A new type of faster quantum computer
Parity quantum computers make complicated algorithms easier to implement.
In a quantum computer, quantum bits (qubits) act simultaneously as a unit of computation and memory. Quantum information cannot be stored in a memory like in a conventional computer since it cannot be copied. Due to this restriction, all qubits in a quantum computer must be able to interact with each other. This remains a major hurdle in the development of powerful quantum computers. To overcome this problem, theoretical physicist Wolfgang Lechner, together with Philipp Hauke and Peter Zoller, suggested a novel architecture for a quantum computer in 2015. This architecture is now known as the LHZ architecture after the authors.
“This architecture was originally designed for optimization problems,” recalls Wolfgang Lechner, from the Department of Theoretical Physics at the University of Innsbruck, Austria. “In the process, we stripped the architecture down to a bare minimum to solve these optimization issues as efficiently as possible.”
The physical qubits in this architecture encode the relative coordination between the bits rather than representing individual bits.
“This means that not all qubits have to interact with each other anymore,” explains Wolfgang Lechner. With his equipment, he has now shown that this parity concept is also suitable for a universal quantum computer.
Complex operations are simplified
Parity computers can perform operations between two or more qubits on a single qubit. “Existing quantum computers already implement these types of small-scale operations very well,” explains Michael Fellner from Wolfgang Lechner’s team.
“However, as the number of qubits increases, it becomes increasingly complex to implement these gate operations.”

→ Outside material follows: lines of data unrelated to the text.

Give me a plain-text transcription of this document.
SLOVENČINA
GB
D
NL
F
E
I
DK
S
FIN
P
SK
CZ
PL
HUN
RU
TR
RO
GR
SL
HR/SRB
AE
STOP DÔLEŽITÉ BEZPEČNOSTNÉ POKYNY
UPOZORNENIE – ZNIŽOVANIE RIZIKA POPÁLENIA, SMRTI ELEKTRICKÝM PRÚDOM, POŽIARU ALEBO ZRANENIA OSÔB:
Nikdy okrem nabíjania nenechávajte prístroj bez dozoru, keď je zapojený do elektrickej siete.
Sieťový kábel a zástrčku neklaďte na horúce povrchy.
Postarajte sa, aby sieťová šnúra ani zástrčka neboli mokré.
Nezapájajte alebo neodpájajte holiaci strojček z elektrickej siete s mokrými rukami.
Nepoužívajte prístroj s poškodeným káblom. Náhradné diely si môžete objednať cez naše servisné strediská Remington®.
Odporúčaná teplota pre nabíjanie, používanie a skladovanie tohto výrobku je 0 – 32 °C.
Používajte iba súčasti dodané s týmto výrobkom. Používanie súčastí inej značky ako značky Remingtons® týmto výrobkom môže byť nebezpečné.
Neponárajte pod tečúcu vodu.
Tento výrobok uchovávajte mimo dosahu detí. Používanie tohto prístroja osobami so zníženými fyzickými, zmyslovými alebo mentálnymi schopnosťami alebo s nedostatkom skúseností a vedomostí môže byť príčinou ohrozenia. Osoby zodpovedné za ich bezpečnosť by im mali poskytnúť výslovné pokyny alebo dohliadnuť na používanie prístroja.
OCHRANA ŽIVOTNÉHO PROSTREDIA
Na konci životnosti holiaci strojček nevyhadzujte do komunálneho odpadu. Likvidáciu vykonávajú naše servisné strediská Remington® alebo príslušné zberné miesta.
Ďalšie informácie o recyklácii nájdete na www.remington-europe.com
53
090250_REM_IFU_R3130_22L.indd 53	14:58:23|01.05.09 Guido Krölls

In two publications in Physical Review Letters Y physical exam AThe Innsbruck scientists now show that parity computers can, for example, perform quantum Fourier transforms, a fundamental component of many quantum algorithms, with significantly fewer computation steps and therefore more quickly.
“The high parallelism of our architecture means that, for example, the well-known Shor algorithm for factoring numbers can be executed very efficiently,” explains Fellner.
Two-stage bug fixes
The new concept also offers efficient error correction from a hardware point of view. Because quantum systems are very sensitive to disturbances, quantum computers must continually correct errors. Significant resources must be devoted to protecting quantum information, greatly increasing the number of qubits required.
“Our model works with a two-stage error correction, one type of error (bit shift error or phase error) is avoided by the hardware used,” say Anette Messinger and Kilian Ender, also members of the research team at Innsbruck. There are already early experimental approaches to this on different platforms.
“The other type of error can be detected and corrected through software,” Messinger and Ender say. This would allow a next generation of universal quantum computers to be realized with a manageable effort. The spin-off company ParityQC, co-founded by Wolfgang Lechner and Magdalena Hauser, is already working in Innsbruck with partners from science and industry on possible implementations of the new model.
References: “Universal Parity Quantum Computing” by Michael Fellner, Anette Messinger, Kilian Ender, and Wolfgang Lechner, October 27, 2022, Physical Review Letters.
“Universal Parity Quantum Computing Applications” by Michael Fellner, Anette Messinger, Kilian Ender, and Wolfgang Lechner, October 27, 2022, physical exam A.
The research was funded by the Austrian Science Fund and the Austrian Research Promotion Agency.